January 15, 2010 / 8:29 PM / 10 years ago

Exxon, XTO to testify to Congress on merger

WASHINGTON (Reuters) - The influential Subcommittee on Energy and Environment in the U.S. House of Representatives will hold a hearing into the ramifications for U.S. energy markets from the proposed merger OF Exxon Mobil Corp and XTO Energy Inc.

Exxon (XOM.N) Chairman and CEO Rex Tillerson and Bob Simpson, chairman of XTO XTO.N, have been called to testify.

The committee, which is chaired by Representative Edward Markey, could be considering a range of issues regarding the merger, including a controversial drilling technique used to tap oil and gas fields.
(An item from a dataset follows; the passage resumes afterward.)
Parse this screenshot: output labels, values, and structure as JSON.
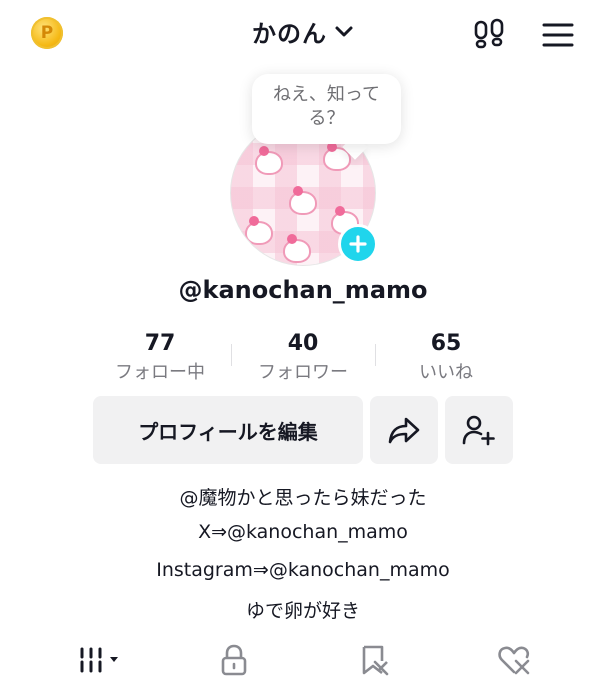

Exxon has said it can pull out of its $30 billion acquisition of XTO if U.S. lawmakers make hydraulic fracturing “illegal” or “commercially impracticable,” according to the merger agreement filed by Exxon with the U.S. Securities and Exchange Commission.

Hydraulic fracturing, or “fracking,” injects a mixture of water, sand and chemicals into rock formations to stimulate production. Some environmental groups oppose the technique as unsafe and seek more regulation over it.

Exxon plans to buy XTO Energy Inc in an all-stock deal and the combined companies will have 8 million acres of shale gas and other types of unconventional resources, the largest in the industry.

Meanwhile, U.S. Energy Secretary Steven Chu said on Friday that fracking could be done in a way to remove oil or gas that would not harm the environment and suggested Congress should not outlaw the practice.

“If it can be extracted in an environmentally safe way, then why would you want to ban it?” Chu told reporters. “I think it can be done responsibly.”

Chu said companies should not use fracking in shale rock that is close to a water table or an unstable fault line.

Chu declined to comment on whether he was concerned a combined Exxon Mobil-XTO Energy would create a bigger company that might have too much control over U.S. oil and natural gas supplies.

“There are companies that are big. The size of a company is irrelevant,” he said. “That’s like me saying that a very successful company like a Microsoft (MSFT.O) or Intel (INTC.O) is inherently bad.”